Cyanide levels in waters around the blast site in Tianjin, China, is 356 times the standard limits, officials warned Thursday. Multiple blasts rocked a chemical warehouse, owned by Tianjin Dongjiang Port Ruihai International, in the Chinese port city last Wednesday, killing at least 114 people and injuring hundreds.
The Tianjin environmental protection bureau reportedly said that the chemical was detected in 25 water monitoring sites within the cordoned-off area around the blast site.
"An excessive level of cyanide was detected in eight locations with the highest reaching 356 times" the permitted level, the bureau said, according to Agence France-Presse (AFP).
Authorities previously said that cyanide tests had shown levels 28 times the standard limits, according to AFP. However, the bureau did not explain the sudden spike in cyanide levels.

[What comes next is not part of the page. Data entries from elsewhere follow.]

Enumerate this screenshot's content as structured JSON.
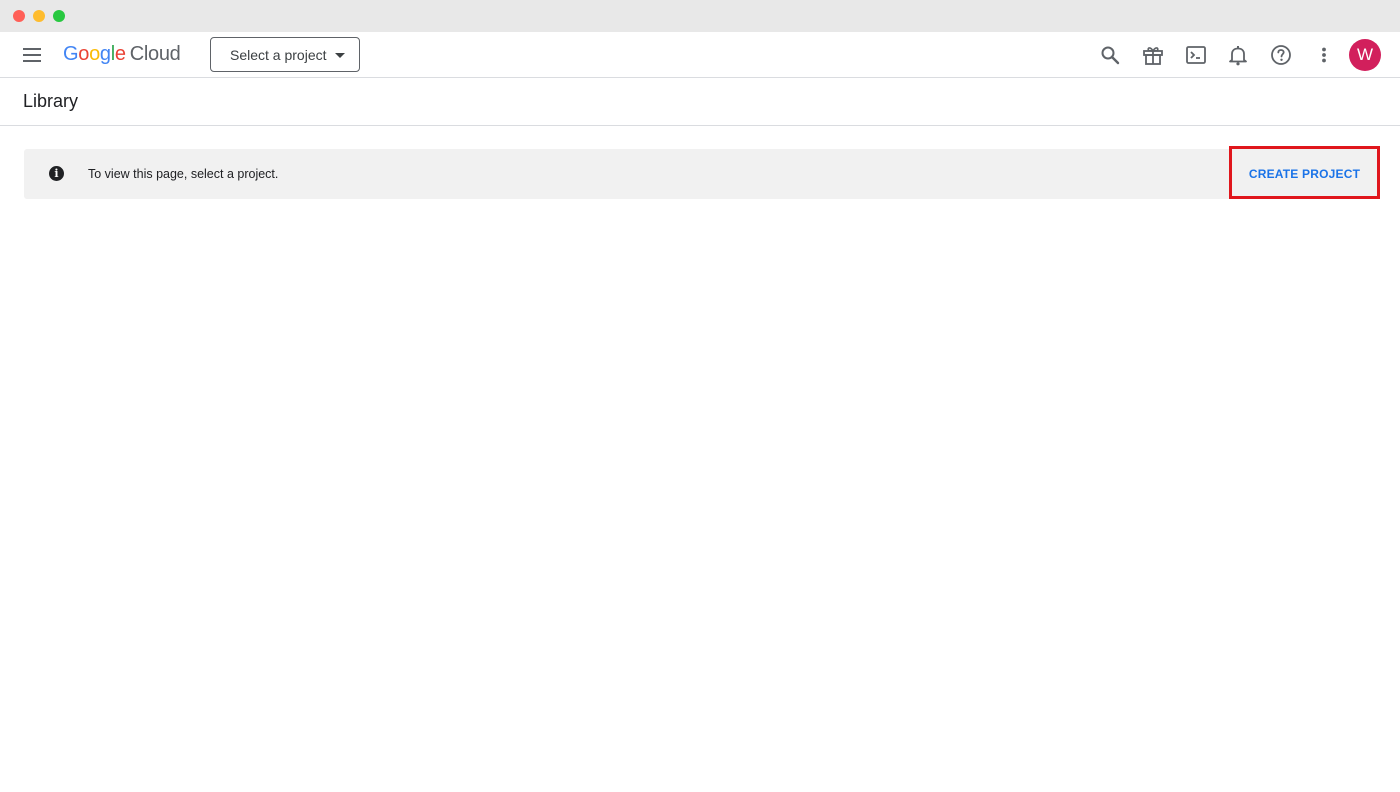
{
  "window": {
    "controls": [
      "close",
      "minimize",
      "maximize"
    ]
  },
  "topbar": {
    "menu_icon": "hamburger-menu-icon",
    "logo": {
      "letters": [
        {
          "char": "G",
          "color": "#4285f4"
        },
        {
          "char": "o",
          "color": "#ea4335"
        },
        {
          "char": "o",
          "color": "#fbbc05"
        },
        {
          "char": "g",
          "color": "#4285f4"
        },
        {
          "char": "l",
          "color": "#34a853"
        },
        {
          "char": "e",
          "color": "#ea4335"
        }
      ],
      "product": "Cloud"
    },
    "project_selector": {
      "label": "Select a project",
      "icon": "caret-down-icon"
    },
    "icons": [
      "search-icon",
      "gift-icon",
      "terminal-icon",
      "bell-icon",
      "help-icon",
      "more-vert-icon"
    ],
    "avatar": {
      "initial": "W",
      "color": "#d21f5c"
    }
  },
  "page": {
    "title": "Library"
  },
  "banner": {
    "icon": "info-icon",
    "message": "To view this page, select a project.",
    "action_label": "CREATE PROJECT",
    "action_color": "#1a73e8",
    "highlight_color": "#e0161c"
  }
}
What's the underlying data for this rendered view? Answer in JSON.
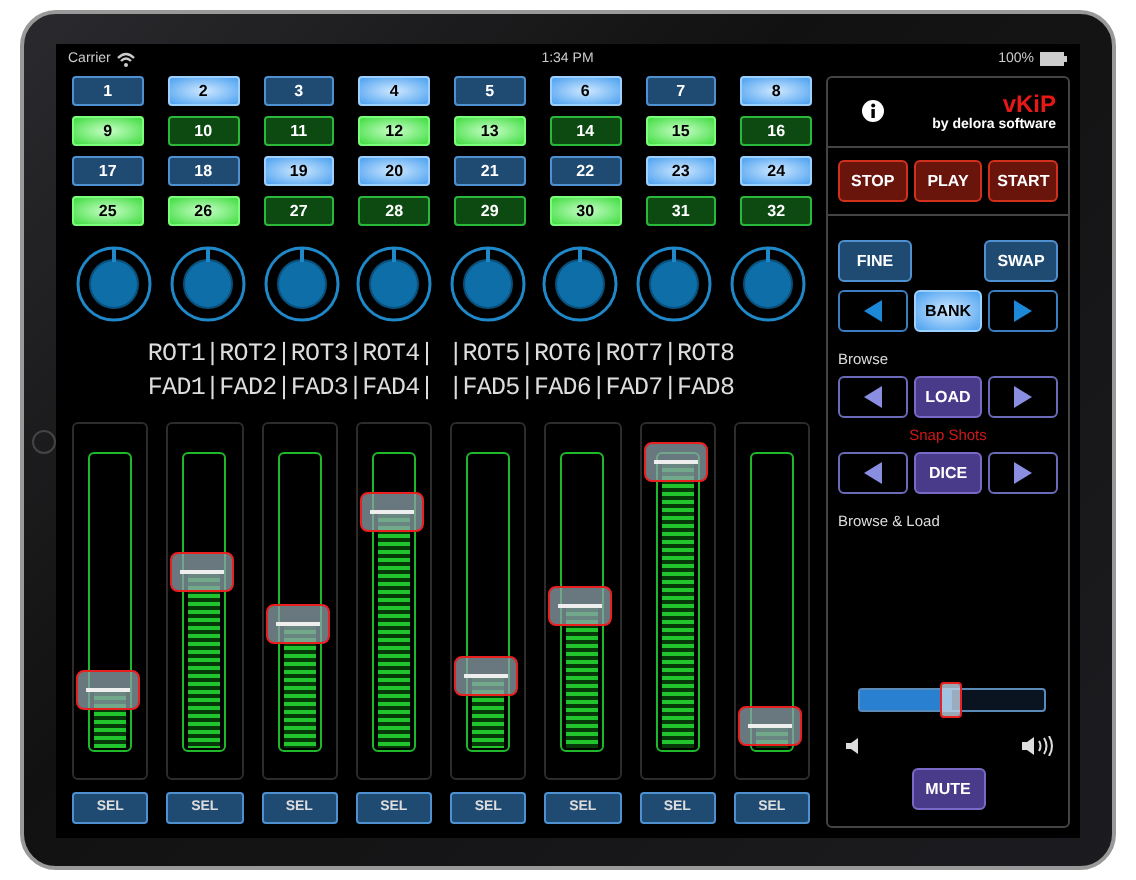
{
  "status_bar": {
    "carrier": "Carrier",
    "time": "1:34 PM",
    "battery": "100%"
  },
  "pads": [
    {
      "label": "1",
      "kind": "blue",
      "lit": false
    },
    {
      "label": "2",
      "kind": "blue",
      "lit": true
    },
    {
      "label": "3",
      "kind": "blue",
      "lit": false
    },
    {
      "label": "4",
      "kind": "blue",
      "lit": true
    },
    {
      "label": "5",
      "kind": "blue",
      "lit": false
    },
    {
      "label": "6",
      "kind": "blue",
      "lit": true
    },
    {
      "label": "7",
      "kind": "blue",
      "lit": false
    },
    {
      "label": "8",
      "kind": "blue",
      "lit": true
    },
    {
      "label": "9",
      "kind": "green",
      "lit": true
    },
    {
      "label": "10",
      "kind": "green",
      "lit": false
    },
    {
      "label": "11",
      "kind": "green",
      "lit": false
    },
    {
      "label": "12",
      "kind": "green",
      "lit": true
    },
    {
      "label": "13",
      "kind": "green",
      "lit": true
    },
    {
      "label": "14",
      "kind": "green",
      "lit": false
    },
    {
      "label": "15",
      "kind": "green",
      "lit": true
    },
    {
      "label": "16",
      "kind": "green",
      "lit": false
    },
    {
      "label": "17",
      "kind": "blue",
      "lit": false
    },
    {
      "label": "18",
      "kind": "blue",
      "lit": false
    },
    {
      "label": "19",
      "kind": "blue",
      "lit": true
    },
    {
      "label": "20",
      "kind": "blue",
      "lit": true
    },
    {
      "label": "21",
      "kind": "blue",
      "lit": false
    },
    {
      "label": "22",
      "kind": "blue",
      "lit": false
    },
    {
      "label": "23",
      "kind": "blue",
      "lit": true
    },
    {
      "label": "24",
      "kind": "blue",
      "lit": true
    },
    {
      "label": "25",
      "kind": "green",
      "lit": true
    },
    {
      "label": "26",
      "kind": "green",
      "lit": true
    },
    {
      "label": "27",
      "kind": "green",
      "lit": false
    },
    {
      "label": "28",
      "kind": "green",
      "lit": false
    },
    {
      "label": "29",
      "kind": "green",
      "lit": false
    },
    {
      "label": "30",
      "kind": "green",
      "lit": true
    },
    {
      "label": "31",
      "kind": "green",
      "lit": false
    },
    {
      "label": "32",
      "kind": "green",
      "lit": false
    }
  ],
  "assign_labels": [
    "ROT1|ROT2|ROT3|ROT4| |ROT5|ROT6|ROT7|ROT8",
    "FAD1|FAD2|FAD3|FAD4| |FAD5|FAD6|FAD7|FAD8"
  ],
  "faders": [
    {
      "level": 0.2,
      "button": "SEL"
    },
    {
      "level": 0.6,
      "button": "SEL"
    },
    {
      "level": 0.42,
      "button": "SEL"
    },
    {
      "level": 0.8,
      "button": "SEL"
    },
    {
      "level": 0.25,
      "button": "SEL"
    },
    {
      "level": 0.48,
      "button": "SEL"
    },
    {
      "level": 0.97,
      "button": "SEL"
    },
    {
      "level": 0.08,
      "button": "SEL"
    }
  ],
  "panel": {
    "title": "vKiP",
    "subtitle": "by delora software",
    "transport": [
      "STOP",
      "PLAY",
      "START"
    ],
    "fine": "FINE",
    "swap": "SWAP",
    "bank": {
      "label": "BANK",
      "lit": true
    },
    "browse_label": "Browse",
    "load": "LOAD",
    "snapshots_label": "Snap Shots",
    "dice": "DICE",
    "browse_load_label": "Browse & Load",
    "volume": {
      "level": 0.5
    },
    "mute": "MUTE"
  }
}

The chemical was reportedly detected at six of the 16 test points outside the alert area, all of which was within the permissible limits.

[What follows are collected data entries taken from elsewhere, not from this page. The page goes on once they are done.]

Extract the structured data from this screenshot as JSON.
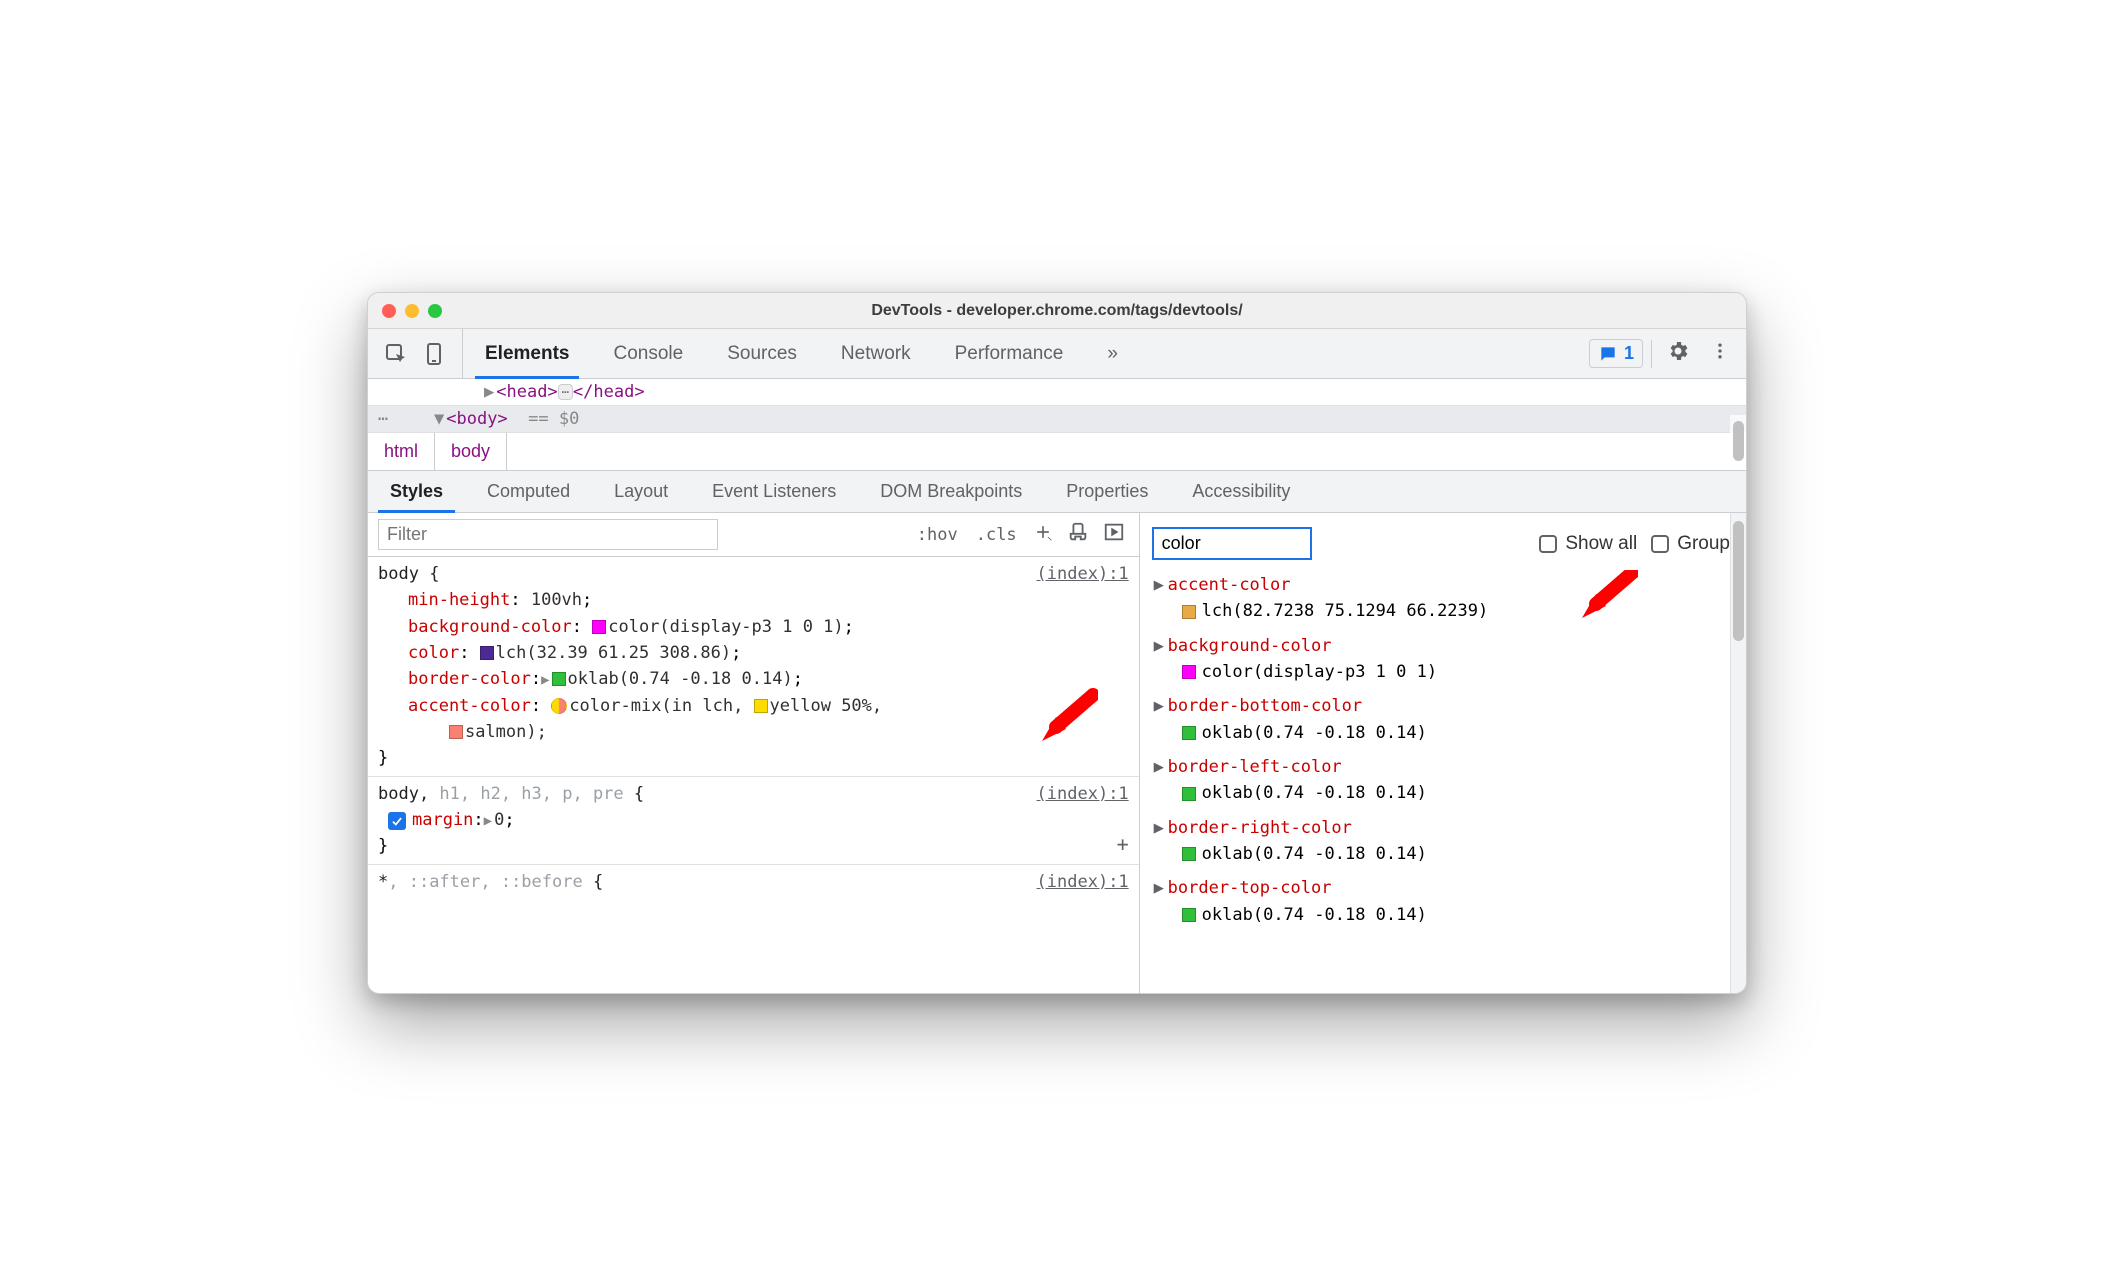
{
  "window_title": "DevTools - developer.chrome.com/tags/devtools/",
  "main_tabs": [
    "Elements",
    "Console",
    "Sources",
    "Network",
    "Performance"
  ],
  "main_tab_active": "Elements",
  "issues_badge": "1",
  "dom": {
    "line1_open": "<head>",
    "line1_close": "</head>",
    "line2": "<body>",
    "line2_suffix": "== $0"
  },
  "breadcrumb": [
    "html",
    "body"
  ],
  "sub_tabs": [
    "Styles",
    "Computed",
    "Layout",
    "Event Listeners",
    "DOM Breakpoints",
    "Properties",
    "Accessibility"
  ],
  "sub_tab_active": "Styles",
  "styles_filter_placeholder": "Filter",
  "styles_buttons": {
    "hov": ":hov",
    "cls": ".cls"
  },
  "rules": [
    {
      "selector_main": "body",
      "selector_dim": "",
      "brace": "{",
      "close": "}",
      "source": "(index):1",
      "props": [
        {
          "name": "min-height",
          "value": "100vh",
          "swatch": null,
          "expand": false,
          "mix": false
        },
        {
          "name": "background-color",
          "value": "color(display-p3 1 0 1)",
          "swatch": "#ff00ff",
          "expand": false,
          "mix": false
        },
        {
          "name": "color",
          "value": "lch(32.39 61.25 308.86)",
          "swatch": "#4b2a94",
          "expand": false,
          "mix": false
        },
        {
          "name": "border-color",
          "value": "oklab(0.74 -0.18 0.14)",
          "swatch": "#2fbf3a",
          "expand": true,
          "mix": false
        },
        {
          "name": "accent-color",
          "value_pre": "color-mix(in lch, ",
          "yellow_swatch": "#ffdc00",
          "yellow_text": "yellow 50%,",
          "salmon_swatch": "#fa8072",
          "salmon_text": "salmon);",
          "mix": true
        }
      ]
    },
    {
      "selector_main": "body,",
      "selector_dim": " h1, h2, h3, p, pre",
      "brace": "{",
      "close": "}",
      "source": "(index):1",
      "props": [
        {
          "name": "margin",
          "value": "0",
          "checked": true,
          "expand": true
        }
      ]
    },
    {
      "selector_main": "*",
      "selector_dim": ", ::after, ::before",
      "brace": "{",
      "source": "(index):1",
      "props": []
    }
  ],
  "computed_filter_value": "color",
  "show_all_label": "Show all",
  "group_label": "Group",
  "computed": [
    {
      "name": "accent-color",
      "swatch": "#e8a947",
      "value": "lch(82.7238 75.1294 66.2239)"
    },
    {
      "name": "background-color",
      "swatch": "#ff00ff",
      "value": "color(display-p3 1 0 1)"
    },
    {
      "name": "border-bottom-color",
      "swatch": "#2fbf3a",
      "value": "oklab(0.74 -0.18 0.14)"
    },
    {
      "name": "border-left-color",
      "swatch": "#2fbf3a",
      "value": "oklab(0.74 -0.18 0.14)"
    },
    {
      "name": "border-right-color",
      "swatch": "#2fbf3a",
      "value": "oklab(0.74 -0.18 0.14)"
    },
    {
      "name": "border-top-color",
      "swatch": "#2fbf3a",
      "value": "oklab(0.74 -0.18 0.14)",
      "cut": true
    }
  ]
}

Search and rescue teams have been working to find 60 people still missing after the explosions. The teams also worked to clear dozens of tons of sodium cyanide at the site.
The forecast of rain in the region had further sparked fears as chemicals in the warehouse could form combustible substances if they came in contact with water, causing more explosions. Environmental officials also expressed concern that sodium cyanide could release poisonous hydrogen cyanide into the air if it rains.
Tianjin's Deputy Mayor He Shushan reportedly confirmed last week that about 700 tons of sodium cyanide stored at the warehouse blew up. He said that, "after searching, most was concentrated in the core" blast area.